Mohamed è un immigrato tunisino. Uno dei tanti. Come tanti, è attratto dal miraggio di una vita migliore. Come tanti, si imbarca clandestinamente verso l’Italia, senza programmazione, senza sapere cosa lo aspetta. Come tanti, una volta qui inizia a vivere di espedienti. Prova a vendere CD contraffatti, all’inizio. Molta fatica, poco guadagno. Non fa per lui. Quando gli si presenta l’occasione, capisce che ci sono scorciatoie a portata di mano per fare soldi. Tanto, non ha scrupoli, non ha coscienza. Inizia con piccoli scippi. Poi, la vendita di droga, sulle spiagge di una località di vacanza campana. Poi, i furti in appartamento. Sempre più in basso, sempre più violento. Sino ad arrivare al gesto estremo. Quello di sostituirsi a Dio. Porre fine a una vita. In modo crudelmente semplice, quasi fosse il gesto più naturale. Indifferenza senza pentimento, rabbia senza redenzione. E, per lui, forse la punizione prevista non è nemmeno così punitiva. Anzi, in fondo, in galera, coi pasti e un letto garantiti tutti i giorni, non si sta nemmeno così male. Peccato solo si sia rotta la televisione.

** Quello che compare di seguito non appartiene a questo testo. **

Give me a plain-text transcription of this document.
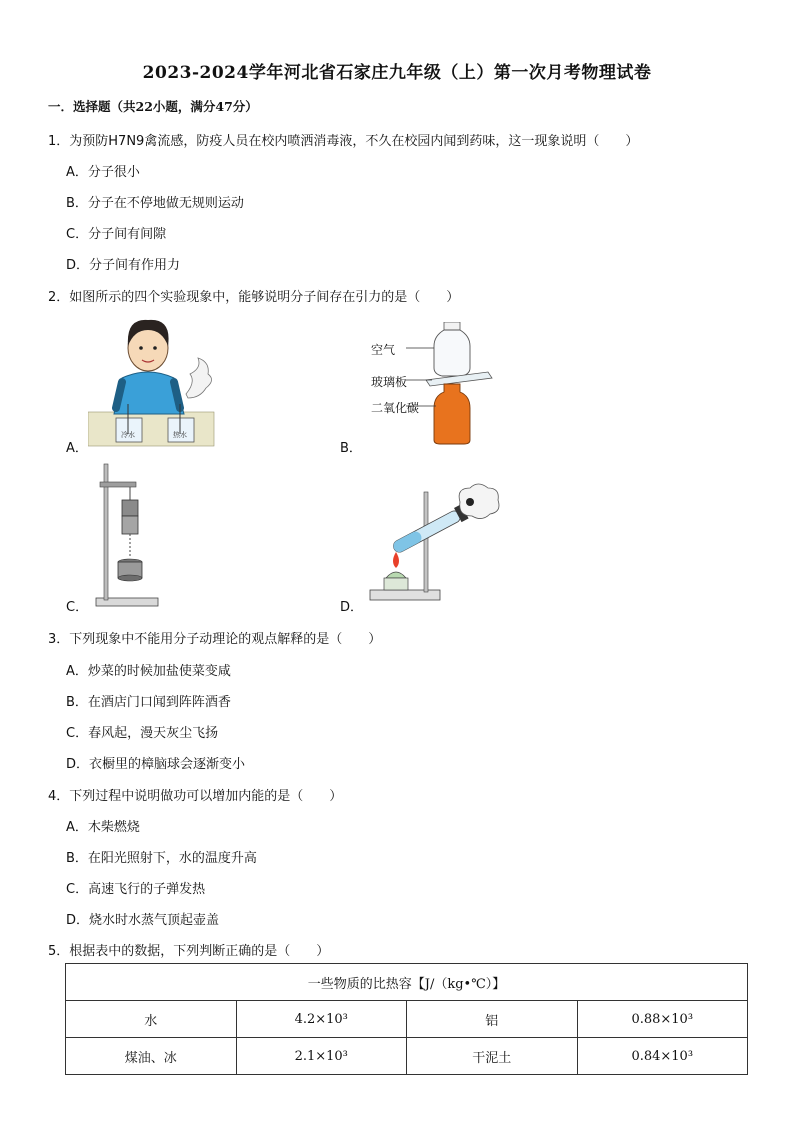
2023-2024学年河北省石家庄九年级（上）第一次月考物理试卷
一．选择题（共22小题，满分47分）
1．为预防H7N9禽流感，防疫人员在校内喷洒消毒液，不久在校园内闻到药味，这一现象说明（　　）
A．分子很小
B．分子在不停地做无规则运动
C．分子间有间隙
D．分子间有作用力
2．如图所示的四个实验现象中，能够说明分子间存在引力的是（　　）
冷水	热水
A．
空气
玻璃板
二氧化碳
B．
C．	D．
3．下列现象中不能用分子动理论的观点解释的是（　　）
A．炒菜的时候加盐使菜变咸
B．在酒店门口闻到阵阵酒香
C．春风起，漫天灰尘飞扬
D．衣橱里的樟脑球会逐渐变小
4．下列过程中说明做功可以增加内能的是（　　）
A．木柴燃烧
B．在阳光照射下，水的温度升高
C．高速飞行的子弹发热
D．烧水时水蒸气顶起壶盖
5．根据表中的数据，下列判断正确的是（　　）
一些物质的比热容【J/（kg•℃）】			
水	4.2×10³	铝	0.88×10³
煤油、冰	2.1×10³	干泥土	0.84×10³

Claudio Zubani è all’esordio nella narrativa con questo Diario di un malvivente. Che, appunto, più che un romanzo horror o noir è una specie di cronaca delle vicende criminose del Mohamed Saji a cui si fa riferimento nel titolo. L’interessante è appunto entrare nel punto di vista dell’immigrato, tutta la vicenda ha la forma narrativa di racconto in prima persona, è lui stesso infatti che riassume il proprio percorso. E vedere il loro punto di vista, capire la loro morale (pressoché nulla) la loro filosofia (guadagnare a qualsiasi costo, e possibilmente senza fatica), la loro capacità o voglia di integrarsi (nulla anche quella), sono riferimenti importantissimi per tutti noi che cerchiamo di sopravvivere a uno dei problemi più grossi del XXI secolo, quello dei movimenti continui dei popoli, che si spostano dalle loro terre natie verso illusorie promesse. Per il resto, non si notano punte di eccellenza, la scrittura è abbastanza fragile, talvolta perfino sgrammaticata, i tempi di narrazione sono appena accettabili nonostante un uso – o meglio, non uso – della punteggiatura un po’ debole. Lo stile è elementare, davvero poco calzante al personaggio che si sta esprimendo, e i contenuti sono poco accattivanti. Soprattutto, la vicenda è terribilmente omologabile. Che però, almeno da un certo punto di vista, può esser contemporaneamente punto di debolezza ma anche punto di forza dell’opera, universalizzando così bene il problema.
Da leggere, ma solo per capire a cosa stiamo andando incontro. Soprattutto grazie a certe politiche, come minimo miopi.